Researcher rues loss as marsupial genome opportunities hop overseas
Monday, 20 January, 2003
A proposal for an Australian-based Kangaroo Genome Project has missed out on the latest round of Australian Research Council (ARC) Research Centres of Excellence Grants, announced late last month.
Eminent molecular geneticist Prof Jennifer Marshall Graves, of the Australian National University, says she is disappointed that it will not be Australia that produces the first map, catalogue and DNA sequence of a marsupial genome.
Graves is acknowledged as one of the world's leading investigators of the genetics of sex-determination in mammal. She has made major contributions to the science of comparative genomics in man, mouse, marsupials and monotremes.
Although the ARC has advised her it that hopes to help the research centres on its reserve list to find alternative sources of income, Graves said she feared that any delay would mean that Australia will lose its opportunity to organise and direct the world's first marsupial genome project. The project is now likely to be taken up by a team at Washington University's genome centre, which has been active in mammal genomics -- and its chosen subject may not even be an Australian marsupial.
"Most people in the field prefer the tammar wallaby, because a lot of work has been done internationally on tammar genetics, physiology and reproduction," Graves said. "But if Australia is not participating in a marsupial genome project, an American marsupial may well get the nod.
"Some US researchers work on Monodelphis domestica, the South American short-tailed opossum. It's only very distantly related to kangaroos and other Australian marsupials, so it wouldn't help us much."
US sympathy
Graves said many of her American colleagues felt it would be "a real shame" if Australia did not play a critical role in a marsupial genome project, because they understood how important it would be for Australia.
"We'll obviously continue our work here on marsupial genetics, but we risk being cut out of the action -- if we produce the marsupial genome map, we're in the loop for everything," she said.
"The map would tell us where the genes are, and how they the line up with human genes. We can look at a region of tammar chromosome, identify the genes in it, and compare them immediately to the corresponding regions in human and mouse.
"The sequence data will be publicly available, no matter who does it, but being in charge of the map would put us in the pilot's seat for everything else.
"We need to ask where we want to be in the world. Don't we want to push our own thing, and work on something uniquely Australian?"

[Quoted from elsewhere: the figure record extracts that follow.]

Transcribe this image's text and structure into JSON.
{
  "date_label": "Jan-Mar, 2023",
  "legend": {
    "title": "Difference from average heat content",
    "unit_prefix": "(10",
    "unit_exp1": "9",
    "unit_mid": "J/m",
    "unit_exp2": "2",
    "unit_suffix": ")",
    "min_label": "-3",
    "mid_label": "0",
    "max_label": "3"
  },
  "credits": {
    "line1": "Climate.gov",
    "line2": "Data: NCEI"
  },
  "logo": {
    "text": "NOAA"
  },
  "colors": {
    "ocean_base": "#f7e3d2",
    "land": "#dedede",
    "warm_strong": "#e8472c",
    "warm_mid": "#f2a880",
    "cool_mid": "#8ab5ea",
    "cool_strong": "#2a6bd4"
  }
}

Graves said the kangaroo genome was an untapped resource -- the eminent marsupial biologist Hugh Tyndale-Biscoe likens it to astronomers exploring the southern skies. Because marsupials are distantly related to humans, they can contribute uniquely to DNA sequence comparisons that identifies human genes and the DNA promoters that regulate their activity. She says the sex chromosomes are among the many unique features of the marsupial genome. The tammar Y-chromosome is vestigial -- the smallest of any mammal -- and preserves a history of what happens to genes, genomes and chromosomes after become isolated in highly divergent species.
"We also know now that both the X and Y chromosomes are very special, particularly in humans," she said.

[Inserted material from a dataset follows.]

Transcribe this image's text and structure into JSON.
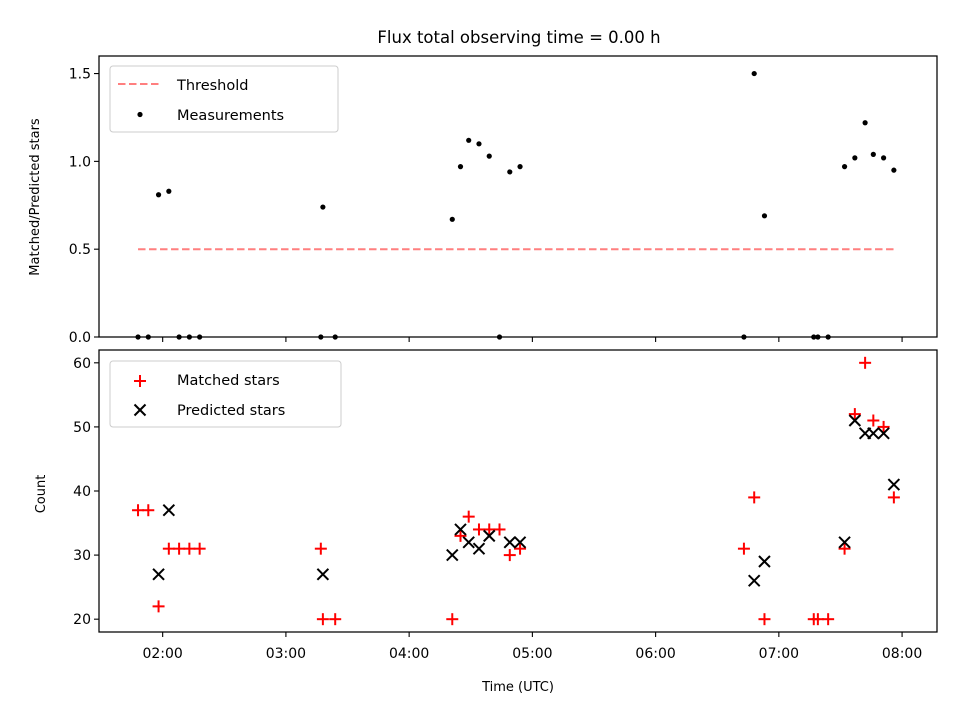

In addition to the sex-chromosomes carrying genes involved in sex-determination and reproduction, the human X carries many genes that influence intelligence -- perhaps because 'brain' genes have been subjected to such intense sexual selection in humans.
Comparisons between human and tammar X chromosomes should illuminate the evolution and nature of humans' great intelligence.

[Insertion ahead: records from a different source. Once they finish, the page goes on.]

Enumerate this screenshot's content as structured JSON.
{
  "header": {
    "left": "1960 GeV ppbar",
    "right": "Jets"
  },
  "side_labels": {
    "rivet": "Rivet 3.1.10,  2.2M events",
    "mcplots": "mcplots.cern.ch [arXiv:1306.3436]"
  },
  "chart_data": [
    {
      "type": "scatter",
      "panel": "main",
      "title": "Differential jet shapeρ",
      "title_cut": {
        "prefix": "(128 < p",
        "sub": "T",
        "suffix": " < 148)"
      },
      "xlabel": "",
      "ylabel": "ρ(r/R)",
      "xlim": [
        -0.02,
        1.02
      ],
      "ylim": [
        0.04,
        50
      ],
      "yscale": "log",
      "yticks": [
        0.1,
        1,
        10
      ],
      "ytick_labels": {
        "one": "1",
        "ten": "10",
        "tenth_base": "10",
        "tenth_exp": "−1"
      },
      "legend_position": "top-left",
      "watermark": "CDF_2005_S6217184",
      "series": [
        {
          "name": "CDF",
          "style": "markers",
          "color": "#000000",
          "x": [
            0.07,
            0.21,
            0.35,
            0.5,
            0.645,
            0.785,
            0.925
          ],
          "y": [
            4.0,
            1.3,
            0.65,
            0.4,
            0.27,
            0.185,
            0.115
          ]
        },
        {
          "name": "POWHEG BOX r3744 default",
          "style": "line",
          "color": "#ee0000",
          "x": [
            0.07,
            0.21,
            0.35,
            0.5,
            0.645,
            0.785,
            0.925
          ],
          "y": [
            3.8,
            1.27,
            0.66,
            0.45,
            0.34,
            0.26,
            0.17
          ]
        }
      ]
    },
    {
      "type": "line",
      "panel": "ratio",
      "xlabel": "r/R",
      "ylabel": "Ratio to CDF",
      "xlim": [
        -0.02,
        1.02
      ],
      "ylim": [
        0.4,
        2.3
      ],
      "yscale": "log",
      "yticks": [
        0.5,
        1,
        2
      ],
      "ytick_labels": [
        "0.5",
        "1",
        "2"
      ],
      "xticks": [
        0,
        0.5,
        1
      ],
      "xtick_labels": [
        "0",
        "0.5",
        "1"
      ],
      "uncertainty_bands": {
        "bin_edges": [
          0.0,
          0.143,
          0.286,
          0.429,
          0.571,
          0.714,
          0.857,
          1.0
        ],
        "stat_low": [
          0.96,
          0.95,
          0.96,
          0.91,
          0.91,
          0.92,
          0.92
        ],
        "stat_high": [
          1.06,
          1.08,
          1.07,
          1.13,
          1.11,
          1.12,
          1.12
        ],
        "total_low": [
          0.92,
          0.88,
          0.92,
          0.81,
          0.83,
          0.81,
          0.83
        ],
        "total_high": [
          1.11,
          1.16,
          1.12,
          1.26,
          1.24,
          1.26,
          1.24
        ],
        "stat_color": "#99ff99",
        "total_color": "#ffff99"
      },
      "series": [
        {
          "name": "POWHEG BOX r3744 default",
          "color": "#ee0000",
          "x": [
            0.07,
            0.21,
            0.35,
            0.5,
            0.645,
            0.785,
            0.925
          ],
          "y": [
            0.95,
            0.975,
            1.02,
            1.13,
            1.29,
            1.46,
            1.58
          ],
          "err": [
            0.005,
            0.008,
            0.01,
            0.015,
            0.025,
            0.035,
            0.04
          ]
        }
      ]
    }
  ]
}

Graves speculated that the Kangaroo Genome Project application missed out in this year's grants because it did not attract major funding from industry and other sources: it is difficult, in Australia's current investment climate, to attract some $AUD5 million in non-ARC funding when the commercial outcomes are far, far downstream.
The future of marsupial genomics may therefore lie in America. "It took me more than three months to prepare the application to the ARC, and I can't afford another whole year trying to find more," Graves said.
"Finding money for research isn't what I do best. I'm a molecular geneticist and I want to get stuck into comparative genomics of marsupials -- whoever produces the maps and sequences."